Wisconsin Gov. Scott Walker will not challenge any of the signatures filed against him, saying his campaign does not have enough time to review the more than 150,000 pages filed seeking his recall.
Walker faced a deadline today to file challenges after a Dane County judge granted him a 20-day extension beyond the 10 days allotted under state law.
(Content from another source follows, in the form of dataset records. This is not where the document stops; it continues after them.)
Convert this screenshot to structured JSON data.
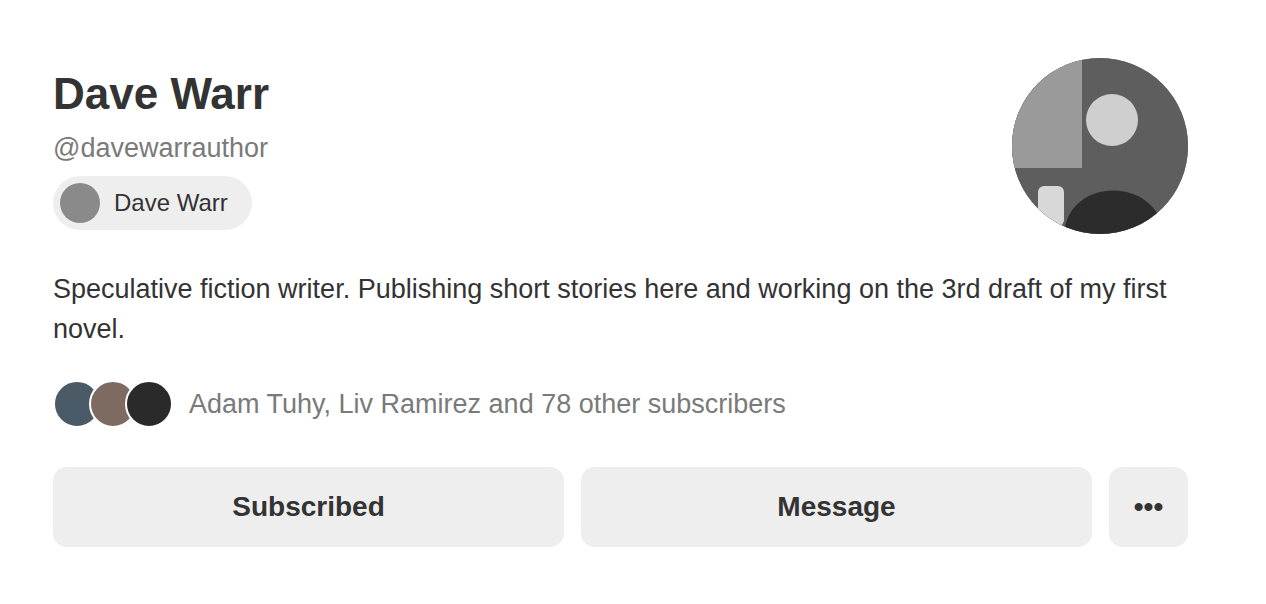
{
  "profile": {
    "name": "Dave Warr",
    "handle": "@davewarrauthor",
    "account_chip": {
      "label": "Dave Warr"
    },
    "bio": "Speculative fiction writer. Publishing short stories here and working on the 3rd draft of my first novel."
  },
  "subscribers": {
    "text": "Adam Tuhy, Liv Ramirez and 78 other subscribers"
  },
  "buttons": [
    {
      "label": "Subscribed"
    },
    {
      "label": "Message"
    },
    {
      "label": "•••"
    }
  ]
}
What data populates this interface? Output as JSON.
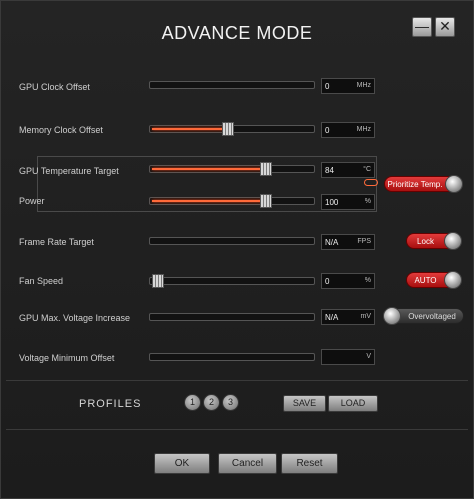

Walker also sought an additional two weeks but was turned down.
"We faced an impossible timeline," Walker spokeswoman Ciara Matthews told WisPolitics.com, a media partner of BizTimes.
Matthews declined comment when asked if the campaign would appeal the ruling denying additional time beyond the original extension.
She said the campaign will rely on the Government Accountability Board (GAB) to strike fraudulent signatures instead of filing any challenges.
Matthews said recall organizers were given 60 days to collect signatures, twice the time the campaign was given to review them.
"It obviously takes more time to verify signatures than it does to collect them," she said.
The campaign planned to release a statement this afternoon about its decision.
"We expect that because we have not been given sufficient time to verify the signatures, the Government Accountability Board will adhere to Judge Mac Davis' ruling, as they have publicly committed, and will continue to take affirmative steps to remove duplicate, invalid or fraudulent signatures in order to maintain integrity and fairness in the process," Matthews said.
In addition to the official effort by the Friends of Scott Walker campaign, in conjunction with the Republican Party of Wisconsin, a third party effort – Verify the Recall – also has been attempting to validate signatures via both visual and electronic inspections.
Matthews noted that between both efforts, more than 20,000 people have worked on inspections.
"Despite these massive efforts, the time to challenge hundreds of thousands of signatures was simply unavailable," Matthews said.
The Republican Party of Wisconsin has cited examples including addresses of signers turning up as vacant lots and the unquestionably fraudulent signatures of Donald Duck appearing on petitions, Matthews said.
Walker's deciison not to challenge the signatures likely sets the stage for a recall election to be held as early as May.